Scott's life was no patchwork but woven on a single loom. He did not turn suddenly in manhood to discover the colour of his life. It had been his in babyhood. An old clergyman, a friend of his aunt, protested that 'one may as well speak in the mouth of a cannon as where that child is,' while Walter Scott, aged three or four, shouted the ballad of Hardyknute:—

'And he has ridden o'er muir and moss,

O'er hills and mony a glen,

When he came to a wounded knight

Making a heavy mane.

Here maun I lye, here maun I dye,

By treacherie's false guiles;

Witless I was that e'er gave faith

To wicked woman's smiles.'

As he grew older, he was able, like Froissart, to 'inquire of the truth of the deeds of war and adventures' that were to be the background of much of his work. He knew old Lowland gentlemen who had paid blackmail to Rob Roy, was told of the '15 and the '45 by veterans who had used their swords on those occasions, and heard of the executions after Culloden from one who had seen at Carlisle the rebels' heads above the Scottish Gate.

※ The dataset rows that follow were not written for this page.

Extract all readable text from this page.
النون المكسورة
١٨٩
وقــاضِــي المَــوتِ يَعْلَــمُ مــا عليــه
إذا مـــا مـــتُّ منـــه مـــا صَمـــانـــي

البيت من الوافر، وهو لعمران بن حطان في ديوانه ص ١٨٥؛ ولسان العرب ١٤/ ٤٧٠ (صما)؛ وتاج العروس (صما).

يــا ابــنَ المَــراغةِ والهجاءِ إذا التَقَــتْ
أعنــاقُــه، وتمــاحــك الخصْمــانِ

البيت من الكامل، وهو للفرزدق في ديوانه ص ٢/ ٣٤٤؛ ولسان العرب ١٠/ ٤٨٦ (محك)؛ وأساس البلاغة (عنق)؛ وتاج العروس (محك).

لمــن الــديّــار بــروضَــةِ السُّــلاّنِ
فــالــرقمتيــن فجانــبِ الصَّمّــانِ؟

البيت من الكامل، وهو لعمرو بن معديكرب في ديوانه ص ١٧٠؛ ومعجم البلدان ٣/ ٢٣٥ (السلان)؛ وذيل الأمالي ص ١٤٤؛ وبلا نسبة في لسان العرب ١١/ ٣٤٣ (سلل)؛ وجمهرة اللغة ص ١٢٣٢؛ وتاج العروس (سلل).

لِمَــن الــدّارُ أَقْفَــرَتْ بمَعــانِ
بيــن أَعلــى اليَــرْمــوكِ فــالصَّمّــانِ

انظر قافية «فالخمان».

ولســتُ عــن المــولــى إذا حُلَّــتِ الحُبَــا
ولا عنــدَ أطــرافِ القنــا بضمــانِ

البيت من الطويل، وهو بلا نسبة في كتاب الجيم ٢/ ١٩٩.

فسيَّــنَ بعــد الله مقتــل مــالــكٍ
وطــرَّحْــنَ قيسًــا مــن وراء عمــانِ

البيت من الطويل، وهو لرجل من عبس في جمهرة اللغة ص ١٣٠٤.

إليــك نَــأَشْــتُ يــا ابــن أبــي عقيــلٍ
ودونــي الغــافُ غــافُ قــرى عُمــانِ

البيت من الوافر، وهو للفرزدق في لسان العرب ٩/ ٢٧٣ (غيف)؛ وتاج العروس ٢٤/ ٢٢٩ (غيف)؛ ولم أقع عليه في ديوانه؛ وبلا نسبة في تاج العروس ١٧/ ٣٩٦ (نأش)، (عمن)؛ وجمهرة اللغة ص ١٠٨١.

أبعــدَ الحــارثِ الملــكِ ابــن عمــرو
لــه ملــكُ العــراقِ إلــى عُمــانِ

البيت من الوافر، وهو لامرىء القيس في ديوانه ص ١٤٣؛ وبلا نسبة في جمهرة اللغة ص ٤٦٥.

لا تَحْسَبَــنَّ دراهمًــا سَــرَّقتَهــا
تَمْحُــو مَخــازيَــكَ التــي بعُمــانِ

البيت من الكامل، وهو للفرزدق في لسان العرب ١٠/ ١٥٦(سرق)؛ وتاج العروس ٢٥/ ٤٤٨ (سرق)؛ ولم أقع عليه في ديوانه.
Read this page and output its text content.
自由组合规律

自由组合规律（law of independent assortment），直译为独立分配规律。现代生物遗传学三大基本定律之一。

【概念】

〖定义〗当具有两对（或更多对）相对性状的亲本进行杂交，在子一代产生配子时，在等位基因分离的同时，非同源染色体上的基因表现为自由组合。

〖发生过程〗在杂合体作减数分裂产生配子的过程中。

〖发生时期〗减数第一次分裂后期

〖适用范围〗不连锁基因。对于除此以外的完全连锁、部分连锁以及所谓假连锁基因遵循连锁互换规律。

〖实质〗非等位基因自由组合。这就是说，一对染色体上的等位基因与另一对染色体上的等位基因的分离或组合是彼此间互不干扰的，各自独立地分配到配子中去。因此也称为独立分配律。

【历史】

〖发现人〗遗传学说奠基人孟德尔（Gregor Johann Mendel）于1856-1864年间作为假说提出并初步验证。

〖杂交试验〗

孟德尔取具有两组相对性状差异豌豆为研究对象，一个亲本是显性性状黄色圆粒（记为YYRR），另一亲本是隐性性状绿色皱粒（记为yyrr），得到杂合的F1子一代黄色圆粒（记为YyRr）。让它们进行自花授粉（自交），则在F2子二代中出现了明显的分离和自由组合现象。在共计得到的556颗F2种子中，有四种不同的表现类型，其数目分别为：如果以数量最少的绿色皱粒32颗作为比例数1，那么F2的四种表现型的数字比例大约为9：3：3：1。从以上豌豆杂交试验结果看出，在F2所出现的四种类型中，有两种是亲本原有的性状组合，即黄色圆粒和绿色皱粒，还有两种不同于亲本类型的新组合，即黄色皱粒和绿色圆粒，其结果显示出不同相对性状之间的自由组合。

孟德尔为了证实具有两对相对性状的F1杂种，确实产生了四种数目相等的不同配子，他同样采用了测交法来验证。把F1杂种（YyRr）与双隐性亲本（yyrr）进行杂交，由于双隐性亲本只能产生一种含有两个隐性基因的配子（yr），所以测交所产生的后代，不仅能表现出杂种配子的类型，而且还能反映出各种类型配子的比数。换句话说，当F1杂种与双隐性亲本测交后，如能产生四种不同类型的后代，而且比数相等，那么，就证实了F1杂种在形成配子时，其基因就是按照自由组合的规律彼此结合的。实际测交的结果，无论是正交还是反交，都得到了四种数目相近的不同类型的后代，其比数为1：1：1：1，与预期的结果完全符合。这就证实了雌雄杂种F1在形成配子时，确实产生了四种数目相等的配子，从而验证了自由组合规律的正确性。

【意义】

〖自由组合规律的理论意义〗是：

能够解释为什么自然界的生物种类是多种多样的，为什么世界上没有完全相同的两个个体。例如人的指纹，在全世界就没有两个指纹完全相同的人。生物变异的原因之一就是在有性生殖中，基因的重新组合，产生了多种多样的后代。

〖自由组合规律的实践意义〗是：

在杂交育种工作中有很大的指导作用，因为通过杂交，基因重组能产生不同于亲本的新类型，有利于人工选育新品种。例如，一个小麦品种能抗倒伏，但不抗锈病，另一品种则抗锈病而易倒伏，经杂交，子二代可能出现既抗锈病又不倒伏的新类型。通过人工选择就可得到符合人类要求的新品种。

The warlike knowledge of his childhood was ripened and mellowed for story-telling by the enthusiasms of his youth. Riding through the Lowland valleys collecting the border minstrelsy, his good nature and pleasant way let him learn in a broad acquaintanceship fashion the character of his countrymen. He had not Balzac's deep-cutting analytic knowledge of men, but knew them as a warm-hearted fellow of themselves. He knew them as one man knows another, and not with the passionately speculative knowledge belonging to a mind that contemplates them from another world. He did not analyse them, but wrote of their doings with an unconscious externality that very much simplified their motives and made them fit participators in the sportsman-like life of his books.